Tortosa a fait les gros titres des journaux catalans au début de l’été. Un des monuments phares de cette ville à une heure au sud de Barcelone est une tour avec un aigle inauguré en 1964 par le régime franquiste pour célébrer la bataille du fleuve de l’Ebre. Cinquante ans plus tard, le monument est toujours là et n’a pas changé de signification officielle. Le maire de la ville, pourtant un indépendantiste catalan proche d’Artur Mas, n’a pas voulu prendre la décision de « démonter » le monument ou  changer sa signification. Il a organisé un référendum sur le thème pour savoir ce que Tortosa devait faire de son aigle. Résultat : 68,36% des habitants de la ville ont voté en faveur du maintien du monument, avec toutefois la demande de changer son interprétation d’origine.

Le coup de projecteur sur Tortosa a mis en lumière les turpitudes de certaines institutions du sud de la Catalogne. Les mairies de Reus, l’Ametlla de Mar i Santa Bàrbara près de Tarragone ont retiré au début de l’été le titre de maire honoraire perpétuel qui avait été octroyé en 1956 au général Francisco Franco.

Dans les colonnes du pure-player indépendantiste catalan El Món l’historienne Montserrat Duch explique que la région de Tarragonne est un peu différente du reste de la Catalogne. Une timidité face au franquisme que l’historienne explique par le fait que la région de l’Ebre fut la première conquise par les troupes franquistes en Catalogne. Le poids de l’histoire pourrait expliquer ces complexes face aux vestiges du franquisme.

La compliquée mémoire historique

La gestion de la mémoire historique en Espagne commence juste après la dictature en 1977, avec la loi d’amnistie qui a pour but de remettre les compteurs à zéro.
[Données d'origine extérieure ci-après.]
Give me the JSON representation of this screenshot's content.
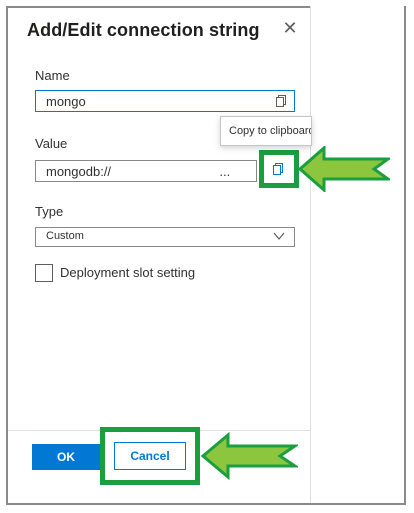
{
  "dialog": {
    "title": "Add/Edit connection string",
    "close_glyph": "✕"
  },
  "fields": {
    "name": {
      "label": "Name",
      "value": "mongo"
    },
    "value": {
      "label": "Value",
      "value": "mongodb://                              ..."
    },
    "type": {
      "label": "Type",
      "selected": "Custom"
    },
    "deployment_slot": {
      "label": "Deployment slot setting",
      "checked": false
    }
  },
  "tooltip": {
    "text": "Copy to clipboard"
  },
  "footer": {
    "ok_label": "OK",
    "cancel_label": "Cancel"
  },
  "icons": {
    "copy": "copy-icon",
    "close": "close-icon",
    "chevron": "chevron-down-icon",
    "arrow": "arrow-left-icon"
  },
  "colors": {
    "primary": "#0078d4",
    "highlight": "#1a9e3f",
    "arrow_fill": "#8cc63f"
  }
}
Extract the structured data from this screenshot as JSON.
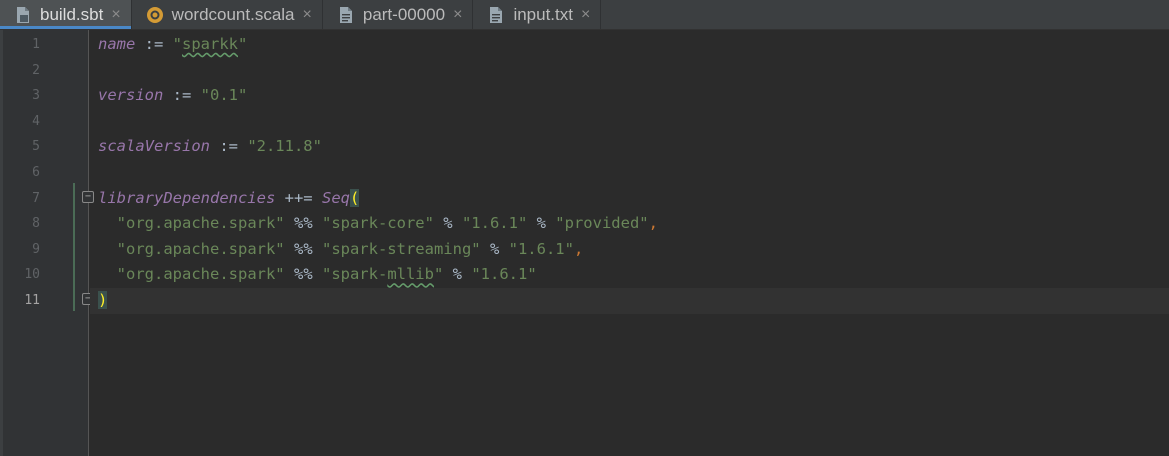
{
  "tabs": [
    {
      "label": "build.sbt",
      "icon": "sbt-file-icon",
      "active": true
    },
    {
      "label": "wordcount.scala",
      "icon": "scala-object-icon",
      "active": false
    },
    {
      "label": "part-00000",
      "icon": "text-file-icon",
      "active": false
    },
    {
      "label": "input.txt",
      "icon": "text-file-icon",
      "active": false
    }
  ],
  "close_glyph": "×",
  "line_numbers": [
    "1",
    "2",
    "3",
    "4",
    "5",
    "6",
    "7",
    "8",
    "9",
    "10",
    "11"
  ],
  "current_line": 11,
  "code": {
    "l1": {
      "id": "name",
      "op": " := ",
      "q1": "\"",
      "squiggle": "sparkk",
      "q2": "\""
    },
    "l3": {
      "id": "version",
      "op": " := ",
      "str": "\"0.1\""
    },
    "l5": {
      "id": "scalaVersion",
      "op": " := ",
      "str": "\"2.11.8\""
    },
    "l7": {
      "id": "libraryDependencies",
      "op": " ++= ",
      "fn": "Seq",
      "paren": "("
    },
    "l8": {
      "indent": "  ",
      "s1": "\"org.apache.spark\"",
      "o1": " %% ",
      "s2": "\"spark-core\"",
      "o2": " % ",
      "s3": "\"1.6.1\"",
      "o3": " % ",
      "s4": "\"provided\"",
      "comma": ","
    },
    "l9": {
      "indent": "  ",
      "s1": "\"org.apache.spark\"",
      "o1": " %% ",
      "s2": "\"spark-streaming\"",
      "o2": " % ",
      "s3": "\"1.6.1\"",
      "comma": ","
    },
    "l10": {
      "indent": "  ",
      "s1": "\"org.apache.spark\"",
      "o1": " %% ",
      "s2a": "\"spark-",
      "squiggle": "mllib",
      "s2b": "\"",
      "o2": " % ",
      "s3": "\"1.6.1\""
    },
    "l11": {
      "paren": ")"
    }
  },
  "colors": {
    "background": "#2b2b2b",
    "tabbar": "#3c3f41",
    "active_tab": "#4e5254",
    "identifier": "#9876aa",
    "string": "#6a8759",
    "comma": "#cc7832",
    "brace_highlight": "#ffef28"
  }
}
Les responsables franquistes ne seront pas poursuivis pour leurs actes, et les opposants au régime qui étaient condamnés par la justice franquiste voient leurs peines amnistiées. La transition espagnole, ce changement de régime passant de la dictature à la démocratie d’une manière pacifique, est d’un commun accord jugé comme une réussite.

En revanche, les effets secondaires de cette transition peuvent se faire ressentir comme un certaine timidité envers l’héritage franquiste. Du coup il a fallut attendre 2006 pour que soit votée la loi dite de la « mémoire historique » qui indique que « écussons, insignes, plaques et autres objets ou mentions commémoratives qui exaltent le soulèvement militaire, la Guerre civile ou la répression de la dictature » devront être retirés des édifices et espaces publics. Le retrait « ne pourra être effectué lorsque […] il y a opposition avec des raisons artistiques, architecturales ou artistico-religieuses protégées par la loi ».

Une loi qui a suscité pas mal de polémiques et qui continue à être contestée. Esperanza Aguirre, ancienne leader du PP de Madrid, regrette par exemple que le gouvernement de Mariano Rajoy « n’ait pas supprimé cette loi qui enlève l’esprit de concorde espagnol ».

Le monument franquiste qui a fait polémique à Tortosa

Pourtant, cette loi reste très timide et n’oblige pas automatiquement les villes ou les communautés autonomes à supprimer les symboles. Souvent, les institutions font de la résistance et l’affaire se retrouve devant les tribunaux. C’est le cas d’Olmedo, commune de Castille-et-León dans le centre de l’Espagne, a dû, suite à un jugement, « retirer immédiatement les écussons, insignes, plaques, droits et honneurs qui commémorent l’exaltation de la révolte militaire et la répression lors de la dictature ».

Mais dans un pays qui subit l’influence de 40 ans de dictature qui a touché les arts, la culture, tout ne peut pas être manichéen. Dans la commune catalane de Torreta, c’est une croix qui fait polémique. La mairie est en train de compiler toutes les informations pour savoir si ce monument est une éloge au franquisme ou non. La croix est composé de trois étages : une tour médiévale, un sacré-cœur et la croix elle-même. Si la mairie obtient la certitude que c’est une oeuvre franquiste, elle sera démontée sur le champ assure le premier édile.

Le dispositif autour de la loi sur la mémoire historique est actuellement en sommeil avec la droite au pouvoir qui a réduit les budgets d’une manière drastique. Les socialistes et la gauche de radicale Podemos ont promis de réactiver la mémoire s’ils accèdent au pouvoir.